HTB

Frailty in older HIV positive people: independent associations with serious morbidity and mortality

Simon Collins, HIV i-Base

Frailty is a critical age-related risk that over the last ten years has increasingly been highlighted as an important factor in older people living with HIV. [1, 2, 3] A new analysis from the US MACS by Sean Kelly and colleagues reports independent associations between frailty and cardiovascular disease (CVD), bone disease, diabetes and mortality. [4]

The study included 821 men and 195 women >40 years who were enrolled between 2013-14. Median age was 51 years (IQR: 46 to 56), median CD4 count 621 cells/mm3(IQR: 52 to 827) and 91% had undetectable viral load on ART). Other demographics included 48% white, 29% Black and 23% Hispanic/other, with 39% defined by BMI as overweight and 28% obese.

Frailty was defined as having three or more of the five frailty Fried criteria. [5]

At baseline 62 (6%) of the cohort were defined as frail and 390 (38%) as pre-frail (meeting 1-2 criteria). By week 48, a further 194 participants (19%) progressed to frailty due to changes in the following criteria: weight loss (n=22), low physical activity (n=53), exhaustion (n=72), grip weakness (n=80), and slow gait speed (n=26).
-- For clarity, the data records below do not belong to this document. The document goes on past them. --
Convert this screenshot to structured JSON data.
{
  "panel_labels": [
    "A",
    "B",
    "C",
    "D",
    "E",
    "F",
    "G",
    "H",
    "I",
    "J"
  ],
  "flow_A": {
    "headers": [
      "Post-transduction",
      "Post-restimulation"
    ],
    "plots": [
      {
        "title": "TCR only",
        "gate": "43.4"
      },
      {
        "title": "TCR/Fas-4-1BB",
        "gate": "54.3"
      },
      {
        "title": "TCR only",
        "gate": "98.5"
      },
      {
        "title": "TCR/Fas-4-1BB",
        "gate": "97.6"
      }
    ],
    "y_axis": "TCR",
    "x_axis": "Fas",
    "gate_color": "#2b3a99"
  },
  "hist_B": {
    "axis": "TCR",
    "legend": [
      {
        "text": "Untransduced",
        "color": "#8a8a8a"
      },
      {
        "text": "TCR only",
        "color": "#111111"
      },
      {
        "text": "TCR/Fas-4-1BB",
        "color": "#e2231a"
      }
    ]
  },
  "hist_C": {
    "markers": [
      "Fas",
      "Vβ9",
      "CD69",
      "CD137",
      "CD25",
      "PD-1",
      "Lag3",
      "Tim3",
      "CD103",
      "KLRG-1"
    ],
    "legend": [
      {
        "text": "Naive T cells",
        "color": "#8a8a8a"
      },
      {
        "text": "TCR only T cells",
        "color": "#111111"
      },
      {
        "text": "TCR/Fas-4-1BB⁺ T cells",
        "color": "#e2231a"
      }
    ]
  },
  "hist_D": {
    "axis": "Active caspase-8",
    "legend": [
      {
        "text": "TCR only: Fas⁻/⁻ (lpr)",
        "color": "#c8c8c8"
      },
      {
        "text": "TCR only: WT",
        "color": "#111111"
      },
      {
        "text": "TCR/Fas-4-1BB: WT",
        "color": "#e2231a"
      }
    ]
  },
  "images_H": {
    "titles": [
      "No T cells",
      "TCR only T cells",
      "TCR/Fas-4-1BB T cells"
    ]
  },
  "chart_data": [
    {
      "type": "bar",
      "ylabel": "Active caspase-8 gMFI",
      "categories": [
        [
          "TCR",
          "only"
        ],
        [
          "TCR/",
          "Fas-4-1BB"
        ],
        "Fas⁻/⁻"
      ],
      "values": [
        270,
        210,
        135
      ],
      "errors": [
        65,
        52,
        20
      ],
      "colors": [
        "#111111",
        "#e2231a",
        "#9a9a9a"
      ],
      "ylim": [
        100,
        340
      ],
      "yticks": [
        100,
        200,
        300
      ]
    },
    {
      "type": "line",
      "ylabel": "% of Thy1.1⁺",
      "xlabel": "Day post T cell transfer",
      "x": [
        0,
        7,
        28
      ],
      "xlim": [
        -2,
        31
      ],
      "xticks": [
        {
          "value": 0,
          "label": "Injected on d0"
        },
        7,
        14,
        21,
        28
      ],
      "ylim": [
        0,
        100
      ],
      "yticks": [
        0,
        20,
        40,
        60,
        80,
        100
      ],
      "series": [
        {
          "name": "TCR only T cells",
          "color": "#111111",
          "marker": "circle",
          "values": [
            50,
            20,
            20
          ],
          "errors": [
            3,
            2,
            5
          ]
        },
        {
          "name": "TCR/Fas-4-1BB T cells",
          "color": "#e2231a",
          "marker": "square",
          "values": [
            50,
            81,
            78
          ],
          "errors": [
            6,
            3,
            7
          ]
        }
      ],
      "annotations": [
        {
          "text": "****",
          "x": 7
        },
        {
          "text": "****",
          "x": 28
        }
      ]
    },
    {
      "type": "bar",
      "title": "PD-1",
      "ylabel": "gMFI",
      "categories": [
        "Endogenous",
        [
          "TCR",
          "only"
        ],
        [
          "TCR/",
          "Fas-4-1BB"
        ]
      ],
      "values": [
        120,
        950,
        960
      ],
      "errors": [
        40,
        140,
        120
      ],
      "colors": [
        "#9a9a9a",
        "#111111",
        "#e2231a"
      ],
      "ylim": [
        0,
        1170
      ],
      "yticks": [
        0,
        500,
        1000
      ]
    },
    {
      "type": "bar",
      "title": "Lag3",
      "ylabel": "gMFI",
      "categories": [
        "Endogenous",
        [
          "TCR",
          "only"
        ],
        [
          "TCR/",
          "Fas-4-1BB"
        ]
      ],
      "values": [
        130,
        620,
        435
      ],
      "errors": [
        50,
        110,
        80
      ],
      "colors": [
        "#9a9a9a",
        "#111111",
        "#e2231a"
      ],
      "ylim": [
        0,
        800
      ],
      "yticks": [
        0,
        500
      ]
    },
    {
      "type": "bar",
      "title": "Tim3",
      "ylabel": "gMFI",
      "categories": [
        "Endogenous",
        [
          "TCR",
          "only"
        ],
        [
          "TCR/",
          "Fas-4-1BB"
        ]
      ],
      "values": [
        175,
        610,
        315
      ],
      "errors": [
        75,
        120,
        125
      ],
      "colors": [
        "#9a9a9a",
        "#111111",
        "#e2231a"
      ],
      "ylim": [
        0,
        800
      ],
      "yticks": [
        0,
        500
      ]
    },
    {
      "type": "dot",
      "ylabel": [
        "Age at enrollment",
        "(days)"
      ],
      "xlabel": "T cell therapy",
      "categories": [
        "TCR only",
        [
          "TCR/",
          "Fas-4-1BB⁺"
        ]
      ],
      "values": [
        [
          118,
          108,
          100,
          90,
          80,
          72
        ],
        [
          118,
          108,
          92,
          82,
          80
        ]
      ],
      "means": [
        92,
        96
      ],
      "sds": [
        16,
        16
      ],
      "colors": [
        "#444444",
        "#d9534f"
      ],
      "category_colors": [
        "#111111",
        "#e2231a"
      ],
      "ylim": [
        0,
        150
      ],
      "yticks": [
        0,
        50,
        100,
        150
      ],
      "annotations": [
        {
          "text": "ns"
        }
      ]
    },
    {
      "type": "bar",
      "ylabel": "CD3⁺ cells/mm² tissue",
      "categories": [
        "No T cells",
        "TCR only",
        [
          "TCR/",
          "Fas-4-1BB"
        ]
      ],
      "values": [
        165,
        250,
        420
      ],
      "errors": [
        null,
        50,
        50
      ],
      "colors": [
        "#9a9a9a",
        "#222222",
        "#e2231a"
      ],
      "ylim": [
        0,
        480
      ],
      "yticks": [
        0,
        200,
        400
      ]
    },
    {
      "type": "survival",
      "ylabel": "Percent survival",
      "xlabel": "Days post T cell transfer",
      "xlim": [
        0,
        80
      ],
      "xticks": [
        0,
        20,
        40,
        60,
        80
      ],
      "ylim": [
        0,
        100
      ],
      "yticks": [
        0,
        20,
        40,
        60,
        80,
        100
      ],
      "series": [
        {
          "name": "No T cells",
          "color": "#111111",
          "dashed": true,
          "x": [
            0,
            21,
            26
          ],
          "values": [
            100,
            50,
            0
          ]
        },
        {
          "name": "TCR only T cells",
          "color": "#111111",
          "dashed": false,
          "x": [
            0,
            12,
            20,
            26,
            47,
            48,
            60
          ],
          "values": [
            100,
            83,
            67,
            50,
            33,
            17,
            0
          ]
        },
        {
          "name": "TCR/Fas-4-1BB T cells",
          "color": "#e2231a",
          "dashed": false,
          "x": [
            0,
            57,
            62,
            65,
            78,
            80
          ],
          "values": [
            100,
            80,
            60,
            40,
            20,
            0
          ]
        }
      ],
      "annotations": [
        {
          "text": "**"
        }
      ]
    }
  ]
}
During a median follow-up time of 4.0 years, highest event rates were reported for diabetes and bone disease (see Table 1) both occurring after a median 23 months follow-up.

In adjusted multivariate analysis, baseline frailty was associated with both new onset diabetes and CVD with a trend towards bone events. An increase in frailty from baseline to week 48 was significantly associated with mortality, but was not associated with incident CVD, diabetes, or bone events.  See Table 1. Baseline pre-frailty was not significantly associated with any of the clinical outcomes.

Of the frailty criteria, gait speed, a strong predictor of mortality in older HIV negative adults was most associated with diabetes (p=0.03) and CVD (p=0.06).

Although prevalence of frailty was relatively low at baseline in this population with well-controlled HIV the results support frailty assessment in older HIV positive people.

Frailty can be stopped or reduced by management that includes physical training to increase strength, balance and physical activity. Structured exercise programmes can improve weight, strength, and cardiorespiratory fitness, and reduce the number of frailty criteria.

The study concludes that such interventions are low-risk and, at minimum, may improve health outcomes directly consequent to frailty.

Table 1: Event rates during follow-up

Condition No. events adj. IRR (95%CI) p Med time to event
Diabetes 84 2.29 (1.03 to 5.10) 0.04 23 months
Bone disease 61 2.31 (0.96 to 5.52) 0.06 23 months
CVD 43 3.83 (1.59 to 9.23) 0.003 21 months
Death 27 3.78 (1.52 to 9.39) 0.004 48-week analysis

References

  1. Desquilbet L et al. HIV-1 infection is associated with an earlier occurrence of a phenotype related to frailty. J Gerontol A Biol Sci Med Sci. 2007;62(11):1279–86.
    https://www.ncbi.nlm.nih.gov/pubmed/18000149
  2. Akgun KMet al.An adapted frailty-related phenotype and the VACS index as predictors of hospitalization and mortality in HIV-infected and uninfected individuals. J Acquir Immune Defic Syndr 2014,67:397-404.
    https://www.ncbi.nlm.nih.gov/pmc/articles/PMC4213242
  3. Piggott DA et al. Frailty in HIV: epidemiology, biology, measurement, interventions, and research needs. Curr HIV/AIDS Rep. 2016 Dec; 13(6): 340–348. doi: 10.1007/s11904-016-0334-8.
    https://www.ncbi.nlm.nih.gov/pmc/articles/PMC5131367
  4. Kelly SG et al. Frailty is an independent risk factor for mortality, cardiovascular disease, bone disease and diabetes among aging adults with HIV.Clinical Infectious Diseases, ciy1101. DOI: 10.1093/cid/ciy1101 (24 December 2018).
    https://academic.oup.com/cid/advance-article-abstract/doi/10.1093/cid/ciy1101/5258114
  5. Fried LP et al. Frailty in older adults: evidence for a phenotype. J Gerontol A Biol Sci Med Sci 2001,56:M146–156.